If we try to get comparisons for a data instance, we try to find the best line that fits the data instance the best.

Ex: you will prefer a function over another function since data is closests to it.

What is overfitting?

Fits the training data REALLY well but does not do well on the predictions when using unknown data instances (it is only trained well on the training data that it has been working with).

What is underfitting?

Fits the trianing data loosely–not complex enough (or points do not fit well/overlap).

What is the common technique to find errors?

Square Loss - getting the squared values of predicted-actual values. Examples of Squared Loss Errors:

Squared Error (Quadratic Loss): $ L({x_n}) = {(y_n - \hat{y_n})^2}$
Sum of Squared Errors: $\sum_{n=1}^N({y_n}-\hat{y_n})^2$
Mean Squared Error: $ \frac{1}{N} \sum_{n=1}^{N} ({y_n}-\hat{y_n})^2$
Mean Absolute Error: $ \frac{1}{N} \sum_{n=1}^{N} |{y_n} - {\hat{y_n}}|$

What is Linear Regression?

The algorithm will try to optimize the parameters of the line–goal is to have the dataset fit into it.

Ex: $ {argmin}({x^2}) = 0$ where argmin is ${x}$
$\hat{\theta} = {argmin}MSE({\theta})$ where argmin is ${\theta}$

It returns theta that minimize mean squared error.

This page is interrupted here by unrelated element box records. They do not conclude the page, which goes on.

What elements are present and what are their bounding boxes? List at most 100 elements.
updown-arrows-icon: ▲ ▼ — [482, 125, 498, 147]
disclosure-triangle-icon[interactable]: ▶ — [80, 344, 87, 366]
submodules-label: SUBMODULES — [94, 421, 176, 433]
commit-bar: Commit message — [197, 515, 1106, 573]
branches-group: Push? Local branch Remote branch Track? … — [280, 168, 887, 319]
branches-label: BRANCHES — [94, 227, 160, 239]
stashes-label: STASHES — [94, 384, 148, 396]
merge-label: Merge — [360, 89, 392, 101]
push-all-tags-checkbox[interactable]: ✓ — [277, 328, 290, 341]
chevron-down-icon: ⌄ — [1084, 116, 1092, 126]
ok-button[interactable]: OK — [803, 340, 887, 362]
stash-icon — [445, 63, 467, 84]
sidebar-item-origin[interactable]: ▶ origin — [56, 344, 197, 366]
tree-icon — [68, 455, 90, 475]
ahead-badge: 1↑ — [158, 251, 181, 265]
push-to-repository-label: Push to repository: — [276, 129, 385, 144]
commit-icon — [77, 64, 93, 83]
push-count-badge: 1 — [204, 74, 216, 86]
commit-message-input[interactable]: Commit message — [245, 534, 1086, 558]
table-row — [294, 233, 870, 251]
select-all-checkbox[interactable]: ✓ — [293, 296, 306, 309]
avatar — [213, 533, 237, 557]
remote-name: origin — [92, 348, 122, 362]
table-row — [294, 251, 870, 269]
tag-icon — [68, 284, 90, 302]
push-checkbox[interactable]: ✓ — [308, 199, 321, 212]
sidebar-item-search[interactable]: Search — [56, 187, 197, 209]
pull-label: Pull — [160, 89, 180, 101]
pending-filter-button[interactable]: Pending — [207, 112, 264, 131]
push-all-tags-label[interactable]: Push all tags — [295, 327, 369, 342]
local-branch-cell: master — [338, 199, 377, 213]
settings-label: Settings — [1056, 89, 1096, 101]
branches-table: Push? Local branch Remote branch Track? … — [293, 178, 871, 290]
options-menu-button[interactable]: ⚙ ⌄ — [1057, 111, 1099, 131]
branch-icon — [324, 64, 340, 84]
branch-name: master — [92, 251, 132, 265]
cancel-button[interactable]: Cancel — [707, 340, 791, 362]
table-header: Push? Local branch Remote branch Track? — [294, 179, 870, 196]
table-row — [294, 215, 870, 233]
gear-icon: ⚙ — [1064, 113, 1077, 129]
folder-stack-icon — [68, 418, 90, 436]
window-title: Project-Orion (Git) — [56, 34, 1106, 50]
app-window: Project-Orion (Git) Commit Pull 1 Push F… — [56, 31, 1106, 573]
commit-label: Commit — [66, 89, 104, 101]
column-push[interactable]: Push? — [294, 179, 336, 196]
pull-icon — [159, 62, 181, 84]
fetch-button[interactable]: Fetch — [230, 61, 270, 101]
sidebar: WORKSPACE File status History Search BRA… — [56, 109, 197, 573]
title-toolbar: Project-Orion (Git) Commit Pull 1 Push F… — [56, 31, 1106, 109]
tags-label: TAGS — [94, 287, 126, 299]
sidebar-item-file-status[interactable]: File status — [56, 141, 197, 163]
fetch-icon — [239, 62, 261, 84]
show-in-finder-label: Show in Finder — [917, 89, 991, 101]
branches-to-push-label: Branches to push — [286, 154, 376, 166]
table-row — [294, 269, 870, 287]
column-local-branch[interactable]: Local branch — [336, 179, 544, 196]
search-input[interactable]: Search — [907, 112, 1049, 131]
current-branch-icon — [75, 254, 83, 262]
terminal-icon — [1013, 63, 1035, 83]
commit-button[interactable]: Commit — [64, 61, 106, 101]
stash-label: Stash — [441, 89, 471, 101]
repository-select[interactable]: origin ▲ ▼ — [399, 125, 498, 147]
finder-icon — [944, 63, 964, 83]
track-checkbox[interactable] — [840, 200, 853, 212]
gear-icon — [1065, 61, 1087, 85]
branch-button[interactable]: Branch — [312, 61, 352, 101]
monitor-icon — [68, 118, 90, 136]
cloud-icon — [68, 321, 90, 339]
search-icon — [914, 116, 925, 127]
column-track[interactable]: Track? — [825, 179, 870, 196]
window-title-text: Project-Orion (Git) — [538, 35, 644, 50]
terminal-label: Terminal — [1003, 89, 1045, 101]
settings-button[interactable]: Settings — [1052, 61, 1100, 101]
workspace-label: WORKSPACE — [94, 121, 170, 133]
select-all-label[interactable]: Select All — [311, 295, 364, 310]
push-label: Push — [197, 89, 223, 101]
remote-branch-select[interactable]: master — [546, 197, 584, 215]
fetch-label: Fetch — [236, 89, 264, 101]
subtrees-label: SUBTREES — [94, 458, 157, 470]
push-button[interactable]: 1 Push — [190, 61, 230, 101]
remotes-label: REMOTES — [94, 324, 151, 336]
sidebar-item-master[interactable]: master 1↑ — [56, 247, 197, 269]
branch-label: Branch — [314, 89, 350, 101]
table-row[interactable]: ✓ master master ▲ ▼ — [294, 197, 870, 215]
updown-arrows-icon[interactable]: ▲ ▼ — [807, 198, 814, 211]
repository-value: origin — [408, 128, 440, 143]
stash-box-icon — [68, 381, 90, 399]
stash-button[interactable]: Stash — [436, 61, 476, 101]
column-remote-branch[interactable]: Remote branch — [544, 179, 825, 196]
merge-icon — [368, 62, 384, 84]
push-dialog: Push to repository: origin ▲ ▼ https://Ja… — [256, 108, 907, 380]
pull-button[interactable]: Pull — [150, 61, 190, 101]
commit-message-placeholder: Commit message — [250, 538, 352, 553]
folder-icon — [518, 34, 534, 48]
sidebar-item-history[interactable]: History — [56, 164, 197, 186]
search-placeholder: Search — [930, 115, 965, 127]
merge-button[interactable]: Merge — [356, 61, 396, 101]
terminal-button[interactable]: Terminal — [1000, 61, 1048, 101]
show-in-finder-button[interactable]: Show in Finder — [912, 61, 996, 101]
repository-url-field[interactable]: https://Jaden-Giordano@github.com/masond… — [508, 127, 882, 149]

IMPORTANT TO REMEMBER: The more complex the model, the more you have to optimize parameters of the line.
For data in Mean Squared Error (MSE), if the data is fitted perfectly (where no margin of error exist ${y = \hat{y}}$), then MSE will ALWAYS be equal to 0.

Things to Note:

A low error on the training data does NOT guarantee a low error on the test data.
Underfitting - When the model is not complex enough to represent the training data well.
Overfitting - When the model is too complex that it fits the trianing data very well, but does not perform well on the test data (data it hasn’t seen before).
As the complexity of the model increases, the number of parameters increase as well.

What is Generalization?

It is how well the model performs on data it has not seen before (new/test data).